Black Caucus Slams Artur Davis Ahead of Speech
Members of the Congressional Black Caucus are accusing former Rep. Artur Davis of “transparent opportunism” ahead of his speech to the Republican National Convention, scheduled for this evening.
Coming four years after the African-American and former Democrat served as a co-chairman of President Barack Obama’s campaign, Davis’ conversion to the GOP has clearly stung his former colleagues, who sounded off in an open letter released to the media this morning. In 2008, Davis seconded Obama’s nomination at the Democratic National Convention in Denver.
The letter, signed by 14 CBC members, accuses Davis of distorting Obama’s record and flip-flopping on “core principles you once held dear.”
“We can only conclude that, rather than a true conversion, your actions are the result of a nakedly personal and political calculation or simmering anguish after failing to secure the Democratic nomination for governor of the State of Alabama in 2010,” the members wrote.
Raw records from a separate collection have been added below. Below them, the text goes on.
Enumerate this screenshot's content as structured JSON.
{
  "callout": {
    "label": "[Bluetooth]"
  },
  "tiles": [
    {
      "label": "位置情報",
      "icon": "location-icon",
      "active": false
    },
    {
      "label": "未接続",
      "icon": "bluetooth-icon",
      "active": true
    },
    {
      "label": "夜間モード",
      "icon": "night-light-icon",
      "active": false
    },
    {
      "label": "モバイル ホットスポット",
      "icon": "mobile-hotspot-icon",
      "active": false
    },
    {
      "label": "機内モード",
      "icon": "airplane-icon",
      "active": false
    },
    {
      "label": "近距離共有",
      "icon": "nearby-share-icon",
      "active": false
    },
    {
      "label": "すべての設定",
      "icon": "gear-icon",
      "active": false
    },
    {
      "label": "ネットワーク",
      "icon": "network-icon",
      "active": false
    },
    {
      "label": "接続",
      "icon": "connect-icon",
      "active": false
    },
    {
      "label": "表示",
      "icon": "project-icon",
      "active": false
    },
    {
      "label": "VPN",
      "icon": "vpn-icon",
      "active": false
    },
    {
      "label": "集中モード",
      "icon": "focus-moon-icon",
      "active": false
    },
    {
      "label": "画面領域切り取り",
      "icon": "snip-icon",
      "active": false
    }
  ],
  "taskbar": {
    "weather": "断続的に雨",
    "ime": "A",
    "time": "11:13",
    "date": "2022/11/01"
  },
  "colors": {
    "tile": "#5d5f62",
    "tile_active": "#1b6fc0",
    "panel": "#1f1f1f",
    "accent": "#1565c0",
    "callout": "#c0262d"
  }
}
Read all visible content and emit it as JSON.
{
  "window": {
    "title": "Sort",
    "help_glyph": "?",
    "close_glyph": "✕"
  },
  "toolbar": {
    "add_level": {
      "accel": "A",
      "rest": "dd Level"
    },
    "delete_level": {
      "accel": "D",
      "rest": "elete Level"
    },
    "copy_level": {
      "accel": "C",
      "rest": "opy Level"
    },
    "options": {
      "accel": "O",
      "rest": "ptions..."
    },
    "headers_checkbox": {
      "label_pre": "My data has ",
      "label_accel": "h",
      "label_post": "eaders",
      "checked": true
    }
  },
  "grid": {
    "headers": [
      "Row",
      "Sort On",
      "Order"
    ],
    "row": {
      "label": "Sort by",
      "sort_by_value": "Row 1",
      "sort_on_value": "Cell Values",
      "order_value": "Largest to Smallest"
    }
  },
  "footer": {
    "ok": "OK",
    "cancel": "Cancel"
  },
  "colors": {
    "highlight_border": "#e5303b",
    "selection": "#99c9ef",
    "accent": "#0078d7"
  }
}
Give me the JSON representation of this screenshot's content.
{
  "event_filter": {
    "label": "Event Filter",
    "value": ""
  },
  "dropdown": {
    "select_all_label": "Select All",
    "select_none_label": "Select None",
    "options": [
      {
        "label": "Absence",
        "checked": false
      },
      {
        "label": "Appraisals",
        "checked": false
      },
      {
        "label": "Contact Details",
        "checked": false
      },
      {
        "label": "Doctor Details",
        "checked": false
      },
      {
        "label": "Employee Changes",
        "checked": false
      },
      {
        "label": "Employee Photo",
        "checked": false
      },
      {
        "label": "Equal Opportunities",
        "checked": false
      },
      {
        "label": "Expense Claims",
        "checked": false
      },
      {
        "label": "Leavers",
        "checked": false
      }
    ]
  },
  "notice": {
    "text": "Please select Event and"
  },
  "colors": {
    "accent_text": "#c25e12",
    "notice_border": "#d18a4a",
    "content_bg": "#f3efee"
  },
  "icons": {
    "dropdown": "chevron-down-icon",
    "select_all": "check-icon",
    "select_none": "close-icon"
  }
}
The CBC cited reports Davis had talked to a Virginia political consultant about running for office as a Democrat, and noted that he had criticized former Rep. Parker Griffith for switching to the GOP at the time.
“He leaves a party where differences of opinion are tolerated and respected to join a party that in Washington, marches in lockstep, demands the most rigid unity, and articulates no governing philosophy beyond the forceful use of the word, ‘no,'” the CBC quotes Davis on Griffith’s party switch.
They also called his support for voter identification laws “unconscionable” after he joined then-Sen. Obama in seeking the resignation of the Justice Department’s voting rights chief after he said such laws do not hurt minorities.
They also called Davis out for voting for many of Obama’s top achievements, including the stimulus law, the Wall Street reform bill, the Lilly Ledbetter Fair Pay Act, and ending subsidies for oil companies — all of which were opposed by the GOP. They also said Davis supported much of the Affordable Care Act, even though he voted against it.
Overall, Davis supported Obama’s record 95 percent of the time, and ran on his friendship and support of Obama two years ago in his failed gubernatorial bid, they said.